Badan Penanggulangan Bencana Daerah (BPBD) DKI Jakarta mengumumkan seluruh genangan air yang melanda sejumlah wilayah akibat hujan sejak Kamis, 22 Januari 2026, telah surut total pada Senin (26/1/2026) pukul 03.00 WIB.
Kepala Pusat Data dan Informasi BPBD DKI Jakarta, Mohamad Yohan, menjelaskan, “BPBD mencatat hingga Senin pukul 03.00 WIB, seluruh genangan di wilayah DKI Jakarta sudah surut.”
Menurut Yohan, keberhasilan penanganan genangan ini merupakan hasil kolaborasi antara berbagai organisasi perangkat daerah (OPD) dan unsur masyarakat, termasuk BPBD, Dinas SDA, Dinas Gulkarmat, Dinas Bina Marga, Dinas Lingkungan Hidup, Satpol PP, hingga PPSU Kelurahan.
“Kami telah mengerahkan personel beserta peralatan pendukung seperti pompa mobile untuk menyedot genangan dan memastikan tali-tali air berfungsi dengan baik. Peran masyarakat juga dilibatkan, seperti RT/RW, FKDM, dan tokoh masyarakat,” tambah Yohan.
Meski genangan telah surut, BPBD tetap mengimbau warga untuk waspada terhadap potensi genangan baru, mengingat prediksi cuaca menunjukkan hujan ringan masih berpotensi turun. Dalam keadaan darurat, masyarakat disarankan menghubungi nomor telepon 112, layanan yang beroperasi 24 jam non-stop.
Sementara itu, Badan Meteorologi, Klimatologi, dan Geofisika (BMKG) memprediksi cuaca berawan hingga hujan ringan di seluruh wilayah Jakarta, termasuk Kepulauan Seribu, Jakarta Pusat, Utara, Barat, Selatan, dan Timur, sepanjang hari Senin (26/1/2026).
🚨 Imbauan untuk Warga
BPBD DKI Jakarta juga mengimbau warga di kawasan pesisir pantai utara Jakarta untuk tetap waspada terhadap fenomena banjir pesisir/rob hingga awal Februari 2026 karena kondisi pasang air laut maksimum (purnama dan perigee) yang bisa memicu genangan baru di lokasi tertentu
Warga juga diingatkan untuk:
- Memantau berita cuaca dan peringatan dari BMKG.

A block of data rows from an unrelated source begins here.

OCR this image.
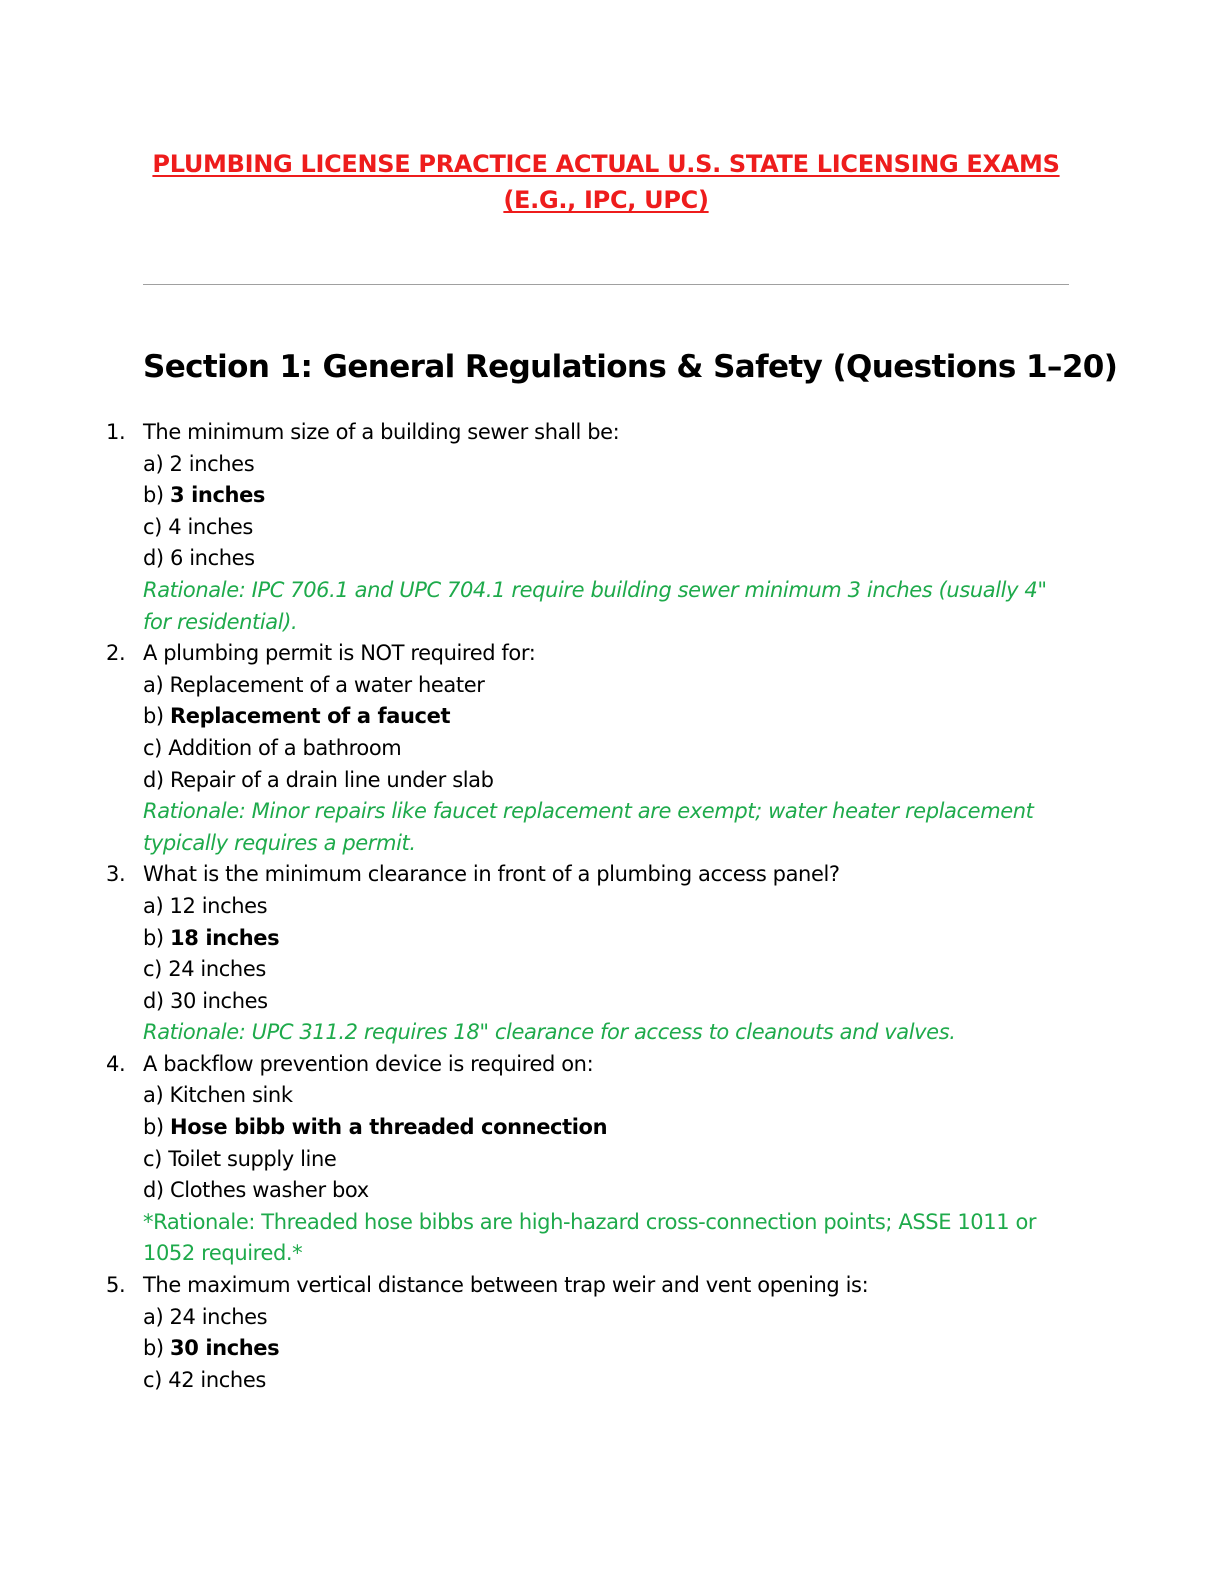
PLUMBING LICENSE PRACTICE ACTUAL U.S. STATE LICENSING EXAMS
(E.G., IPC, UPC)
Section 1: General Regulations & Safety (Questions 1–20)
1. The minimum size of a building sewer shall be:
a) 2 inches
b) 3 inches
c) 4 inches
d) 6 inches
Rationale: IPC 706.1 and UPC 704.1 require building sewer minimum 3 inches (usually 4" for residential).
2. A plumbing permit is NOT required for:
a) Replacement of a water heater
b) Replacement of a faucet
c) Addition of a bathroom
d) Repair of a drain line under slab
Rationale: Minor repairs like faucet replacement are exempt; water heater replacement typically requires a permit.
3. What is the minimum clearance in front of a plumbing access panel?
a) 12 inches
b) 18 inches
c) 24 inches
d) 30 inches
Rationale: UPC 311.2 requires 18" clearance for access to cleanouts and valves.
4. A backflow prevention device is required on:
a) Kitchen sink
b) Hose bibb with a threaded connection
c) Toilet supply line
d) Clothes washer box
*Rationale: Threaded hose bibbs are high-hazard cross-connection points; ASSE 1011 or 1052 required.*
5. The maximum vertical distance between trap weir and vent opening is:
a) 24 inches
b) 30 inches
c) 42 inches
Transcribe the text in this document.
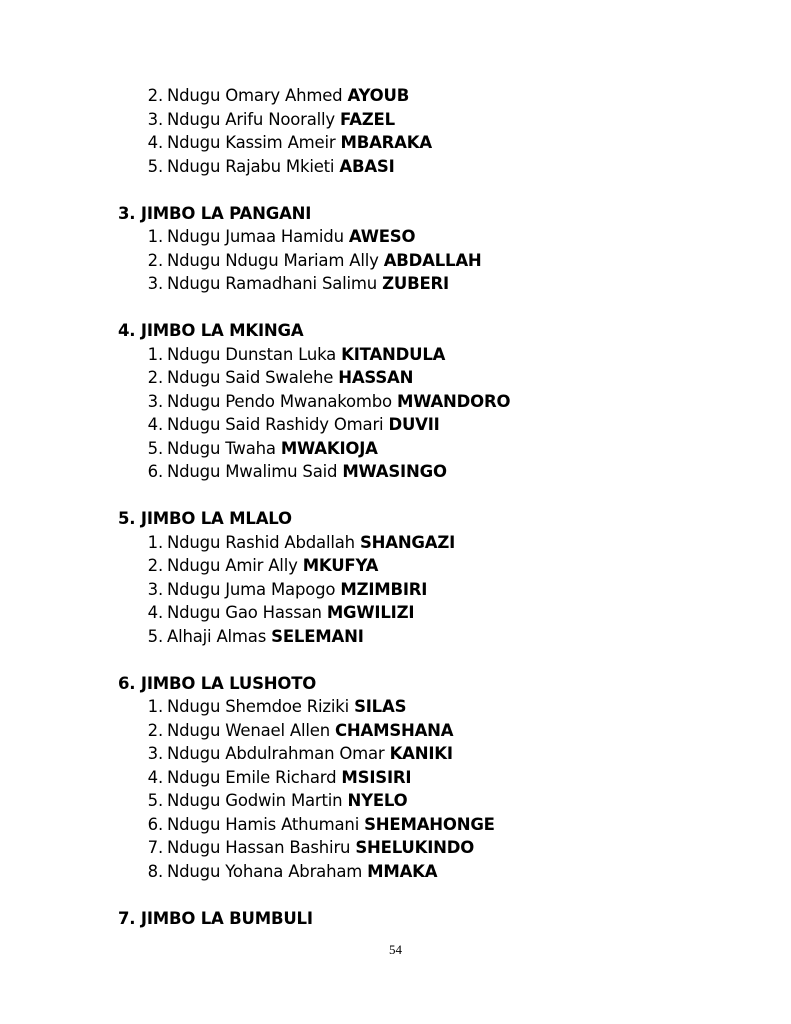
2. Ndugu Omary Ahmed AYOUB
3. Ndugu Arifu Noorally FAZEL
4. Ndugu Kassim Ameir MBARAKA
5. Ndugu Rajabu Mkieti ABASI
3. JIMBO LA PANGANI
1. Ndugu Jumaa Hamidu AWESO
2. Ndugu Ndugu Mariam Ally ABDALLAH
3. Ndugu Ramadhani Salimu ZUBERI
4. JIMBO LA MKINGA
1. Ndugu Dunstan Luka KITANDULA
2. Ndugu Said Swalehe HASSAN
3. Ndugu Pendo Mwanakombo MWANDORO
4. Ndugu Said Rashidy Omari DUVII
5. Ndugu Twaha MWAKIOJA
6. Ndugu Mwalimu Said MWASINGO
5. JIMBO LA MLALO
1. Ndugu Rashid Abdallah SHANGAZI
2. Ndugu Amir Ally MKUFYA
3. Ndugu Juma Mapogo MZIMBIRI
4. Ndugu Gao Hassan MGWILIZI
5. Alhaji Almas SELEMANI
6. JIMBO LA LUSHOTO
1. Ndugu Shemdoe Riziki SILAS
2. Ndugu Wenael Allen CHAMSHANA
3. Ndugu Abdulrahman Omar KANIKI
4. Ndugu Emile Richard MSISIRI
5. Ndugu Godwin Martin NYELO
6. Ndugu Hamis Athumani SHEMAHONGE
7. Ndugu Hassan Bashiru SHELUKINDO
8. Ndugu Yohana Abraham MMAKA
7. JIMBO LA BUMBULI
54
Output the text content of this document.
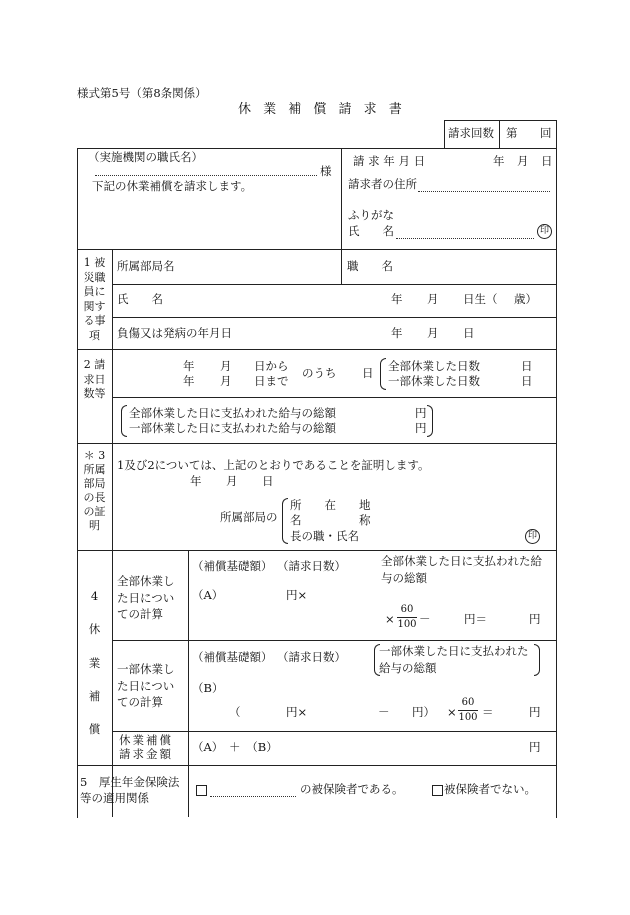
様式第5号（第8条関係）
休 業 補 償 請 求 書
請求回数 第 回
（実施機関の職氏名）
様
下記の休業補償を請求します。
請 求 年 月 日	年 月 日
請求者の住所
ふりがな
氏　　名	印
1 被災職員に関する事項
所属部局名	職　　名
氏　　名	年 月 日生（ 歳）
負傷又は発病の年月日	年 月 日
2 請求日数等
年 月 日から
年 月 日まで
のうち 日 全部休業した日数	日
一部休業した日数	日
全部休業した日に支払われた給与の総額	円
一部休業した日に支払われた給与の総額	円
＊ 3 所属部局の長の証明
1及び2については、上記のとおりであることを証明します。
年 月 日
所属部局の
所　　在　　地
名　　　　　称
長の職・氏名	印
4 休業補償
全部休業した日についての計算
（補償基礎額） （請求日数）	全部休業した日に支払われた給与の総額
（A）	円×
× $\frac{60}{100}$ －	円＝	円
一部休業した日についての計算
（補償基礎額） （請求日数）	一部休業した日に支払われた給与の総額
（B）
（	円×	－ 円） × $\frac{60}{100}$ ＝	円
休業補償請求金額
（A）　＋　（B）	円
5　厚生年金保険法等の適用関係
の被保険者である。	被保険者でない。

- Menjaga drainase lingkungan dengan tidak membuang sampah sembarangan agar air tidak tertahan.
- Menghubungi layanan darurat 112 jika ada situasi darurat terkait bencana.
Tanggapan Pemerintah Daerah
Pemprov DKI Jakarta menegaskan akan terus memperkuat sistem tata kelola banjir, termasuk integrasi drainase kota, kesiagaan BPBD, dan kerja sama antarlembaga supaya kejadian genangan masif seperti ini bisa diminimalkan ke depan. Langkah antisipatif ini termasuk operasi modifikasi cuaca yang dimulai beberapa hari sebelum genangan terjadi sebagai upaya mitigasi.